The EU and UK have agreed in principle that these provisions will have continuing effect for the transition period between the date of the UK's withdrawal from the EU (29 March 2019) and 31 December 2020. That is however subject to concluding a formal withdrawal agreement. After that time though, absent making an alternative agreement in the meantime, those arrangements will all cease to have effect and the UK will lose the benefit of these instruments.
What are the UK's proposals?
In her foreword to the white paper, the Prime Minister talks about the inevitable tensions between the UK and EU's opening positions in Article 50 negotiations. The white paper, she says, sees the UK evolving its proposals while sticking to its principles. As far as civil judicial cooperation is concerned, the proposals in the white paper are certainly evolutionary rather than revolutionary - they closely mirror those outlined by the Government in August last year in its Future Partnership Paper, "Providing a cross-border civil judicial cooperation framework". The proposals in the latest white paper are:
- UK to join the Lugano Convention - the UK government says it will seek to continue to participate in the Lugano Convention after exiting the EU (albeit as a third country, rather than as an EU member). This convention currently provides for a degree of judicial cooperation between the EU and three of the four European Free Trade Association countries (Iceland, Norway and Switzerland). The Lugano Convention alone is however more limited in scope than the wide arrangements that the UK currently benefits from as an EU member state, as it deals only with jurisdiction and enforcement of judgments (i.e. it broadly reflects the Brussels Regulations only).
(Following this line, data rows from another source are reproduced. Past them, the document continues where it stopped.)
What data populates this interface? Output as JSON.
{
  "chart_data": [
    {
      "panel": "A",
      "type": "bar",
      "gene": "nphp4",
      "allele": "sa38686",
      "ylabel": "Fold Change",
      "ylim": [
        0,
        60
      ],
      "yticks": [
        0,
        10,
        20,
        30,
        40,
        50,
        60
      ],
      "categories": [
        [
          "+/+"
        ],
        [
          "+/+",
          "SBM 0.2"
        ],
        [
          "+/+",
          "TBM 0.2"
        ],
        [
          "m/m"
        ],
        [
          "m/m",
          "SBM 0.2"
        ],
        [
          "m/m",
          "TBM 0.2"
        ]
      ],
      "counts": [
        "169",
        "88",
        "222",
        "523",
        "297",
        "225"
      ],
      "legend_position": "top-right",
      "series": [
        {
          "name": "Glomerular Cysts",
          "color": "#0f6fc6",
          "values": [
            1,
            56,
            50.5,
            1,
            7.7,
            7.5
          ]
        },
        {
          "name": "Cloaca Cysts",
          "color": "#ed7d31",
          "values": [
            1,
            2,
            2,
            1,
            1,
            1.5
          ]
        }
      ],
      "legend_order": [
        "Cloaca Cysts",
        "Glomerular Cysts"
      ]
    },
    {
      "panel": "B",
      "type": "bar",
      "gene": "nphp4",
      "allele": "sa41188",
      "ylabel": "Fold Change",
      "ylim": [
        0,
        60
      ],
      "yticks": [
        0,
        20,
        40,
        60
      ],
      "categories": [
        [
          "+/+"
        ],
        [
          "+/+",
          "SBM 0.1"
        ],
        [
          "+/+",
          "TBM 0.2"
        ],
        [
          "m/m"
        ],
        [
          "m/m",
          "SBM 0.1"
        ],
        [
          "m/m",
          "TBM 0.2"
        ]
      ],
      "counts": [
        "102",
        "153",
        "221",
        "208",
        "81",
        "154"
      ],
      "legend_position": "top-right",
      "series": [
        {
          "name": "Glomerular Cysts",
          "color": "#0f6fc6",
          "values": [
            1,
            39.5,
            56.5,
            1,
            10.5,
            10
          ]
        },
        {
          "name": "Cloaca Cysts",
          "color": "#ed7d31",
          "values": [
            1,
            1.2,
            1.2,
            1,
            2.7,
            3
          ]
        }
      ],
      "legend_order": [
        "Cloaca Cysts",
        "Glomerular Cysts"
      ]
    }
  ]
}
The UK Government is therefore also proposing…
- A bilateral agreement between UK and EU - recognising the limited effect of the Lugano Convention (but also that it sets a useful precedent of judicial cooperation agreements between the EU and third countries), the Government has expressed its interest in negotiating a broader agreement which takes account of the UK's unique position as a (former) EU member state - a 'Lugano plus plus' if you will. In the white paper, the Government envisages "a coherent package of rules on jurisdiction, choice of jurisdiction, applicable law, and recognition and enforcement of judgments in civil, commercial, insolvency and family matters."
What is the EU's stance?
The EU has not yet responded to the latest white paper. The EU has previously signalled it is willing to consider the possibility of post-Brexit judicial cooperation in family law, but the UK wants to see this extended across the sphere of civil judicial cooperation.
Where the UK and the EU do agree, as mentioned above, is that the EU law in force as at the date of the UK's withdrawal will continue to apply during the transition period to December 2020. Although this will provide a degree of certainty as to the rules which will apply to cross-border disputes immediately following Brexit, there is still unwelcome uncertainty about how that position will change from 2020 when the transition period comes to an end.
Another difficulty that is going to have to be negotiated is the position of the Court of Justice of the European Union (CJEU). While the government's White Paper is clear that, with Brexit, the CJEU will cease to have the power to make rulings that bind the UK, any future arrangements on civil judicial cooperation will still need to recognise that the CJEU will remain the ultimate arbiter of EU law within the EU.
As with all things Brexit, it may be some time before we have a definitive picture of how it is likely to impact dispute resolution between UK and EU parties, and how parties should cater for it in their dispute resolution clauses.